Danny Dyer has become part of the mainstream TV landscape since he – and the rest of the Carter family – moved into the Queen Vic on Boxing Day 2013.
This Christmas sees Mick Carter marry his longtime sweetheart Linda. Obviously, this being Albert Square at Christmas, it’s not looking as straightforward as all that. Dean Wicks is still at large and winding up everyone, and the rapist looks like he’ll be served his comeuppance at last. Mick losing his rag and knocking several shades of shit out of him would cheer viewers.
And you know the minute anyone wishes for a “A nice quiet faaamly Christmas”, divorce papers or a paternity reveal will turn up and spoil festivities. We wouldn’t have it any other way.
It’s all a long way from the days when Dyer was in danger of being typecast as a thug, both on and off-screen. But he’s deservedly moved away from fronting BBC3 documentaries about football hooligans to remind people that (a) he can act and (b) he’s killingly funny in real life too.
Dyer first opened up to Loaded in 1999, when he made his film debut in 1999 drug-munch marathon Human Traffic, appearing as Star Wars-mad stoner Moff.
Danny Dyer on masturbation and Moff by Rowan Chernin
“The Emperor wants to control outer space. Yoda wants to explore inner space. That’s the fundamental difference between the good and the bad sides of the force… I just don’t know where it comes from sometimes. I mean, it frightens me.”
That’s Danny Dyer speaking as the character Moff in Human Traffic. A truly great moment in method-ecstasy acting, where the Londoner’s bug-eyed soliloquy of after-hours bong-talk leaves the audience howling.
How do you prepare for such as drugged-up mentalist role?
I’ve lived the scene and know the score, so it’s easy for me to get into Moff’s head. It was hard though, because of the energy Moff had to have. Sometimes you’d wake up and think: “I’m not up for this today.” But if you’ve ever been paranoid, you’ll never forget it. So it clicks back in.
That must have been one of the longest imaginary ecstasy experiences ever…
It fucking was, mate. One long comedown afterwards, too. It was a fucking laugh – you can’t get a better film than being out of your nut for six weeks being a mad canehead.
How has Human Traffic changed things for you?
It’s made me a lot more confident. I’ve got loads more offers coming in now.
Are you trying to get things going in Hollywood?
I’d like to, but I’m a London boy at heart. I start this film called Wildflowers in a couple of weeks and the directors and producers are all American. I went out for dinner the other night and they couldn’t understand a word I was fucking saying.
Have you been to any casting out in LA?
Never. I haven’t been to America. I’d love to. I wouldn’t just go out there cold and try and crack it that way, but it’s got to be the place to be, innit?
How would you fancy a house in Malibu, a big yacht, your own palm trees to swing your hammock from?
I’d love it, mate. That’s the dream, that’s why we’re in the game. Whether I get there or not is another thing.

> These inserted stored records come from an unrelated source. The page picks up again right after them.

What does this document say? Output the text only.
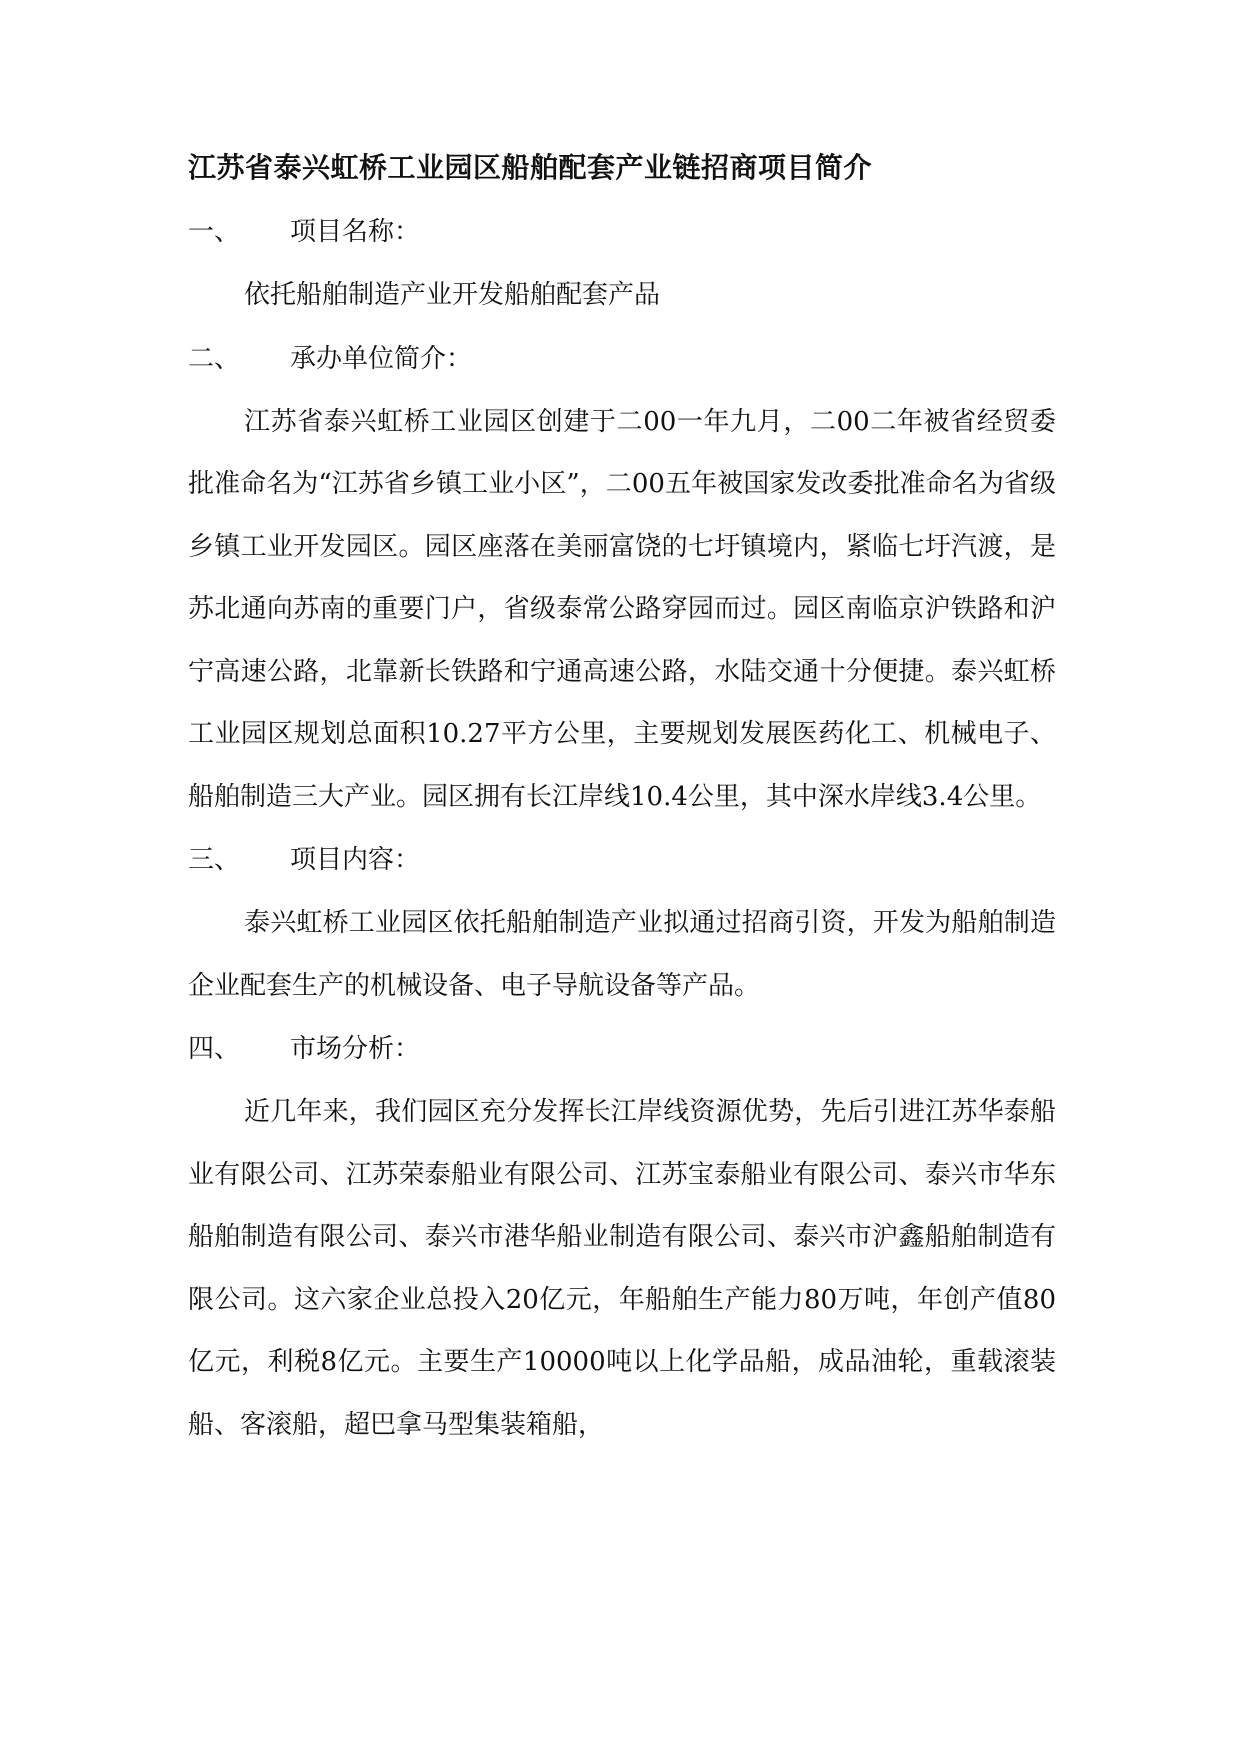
江苏省泰兴虹桥工业园区船舶配套产业链招商项目简介
一、 项目名称：

依托船舶制造产业开发船舶配套产品

二、 承办单位简介：

江苏省泰兴虹桥工业园区创建于二00一年九月，二00二年被省经贸委批准命名为“江苏省乡镇工业小区”，二00五年被国家发改委批准命名为省级乡镇工业开发园区。园区座落在美丽富饶的七圩镇境内，紧临七圩汽渡，是苏北通向苏南的重要门户，省级泰常公路穿园而过。园区南临京沪铁路和沪宁高速公路，北靠新长铁路和宁通高速公路，水陆交通十分便捷。泰兴虹桥工业园区规划总面积10.27平方公里，主要规划发展医药化工、机械电子、船舶制造三大产业。园区拥有长江岸线10.4公里，其中深水岸线3.4公里。

三、 项目内容：

泰兴虹桥工业园区依托船舶制造产业拟通过招商引资，开发为船舶制造企业配套生产的机械设备、电子导航设备等产品。

四、 市场分析：

近几年来，我们园区充分发挥长江岸线资源优势，先后引进江苏华泰船业有限公司、江苏荣泰船业有限公司、江苏宝泰船业有限公司、泰兴市华东船舶制造有限公司、泰兴市港华船业制造有限公司、泰兴市沪鑫船舶制造有限公司。这六家企业总投入20亿元，年船舶生产能力80万吨，年创产值80亿元，利税8亿元。主要生产10000吨以上化学品船，成品油轮，重载滚装船、客滚船，超巴拿马型集装箱船，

There’s a hilarious comedown wank scene in Human Traffic. I don’t think I’ve seen any of Hollywood’s greatest canons banging one out on screen – you’re lengths ahead. How do you feel about that?
That’s heavy, mate, really heavy. Originally I was meant to be reading a porn mag and it was going to cut to a dream sequence of these two beautiful women rising out of the mag. It was going to be my greatest scene. They were going to get two models to take their bras off and kiss me. Get to the day and Justin (Kerrigan, director) goes: “They’ve pulled out, Dan. You’re just going to have to wank.” So I just had to wank for fucking six hours. Long scene, mate, and not even coming at the end of it.
I didn’t actually have my cock in my hand. I pulled my pants down and bashed away. There were 40 people in that room. It’s horrible for me to sit there now in the cinema, because that is me wanking.
I don’t think I need to know any more, or do I?
It’s a difficult one to tackle, a personal thing. Me wanking and my mum comes upstairs – it’s everyone’s worst fucking nightmare. But it goes down well with the audiences, so I’m happy.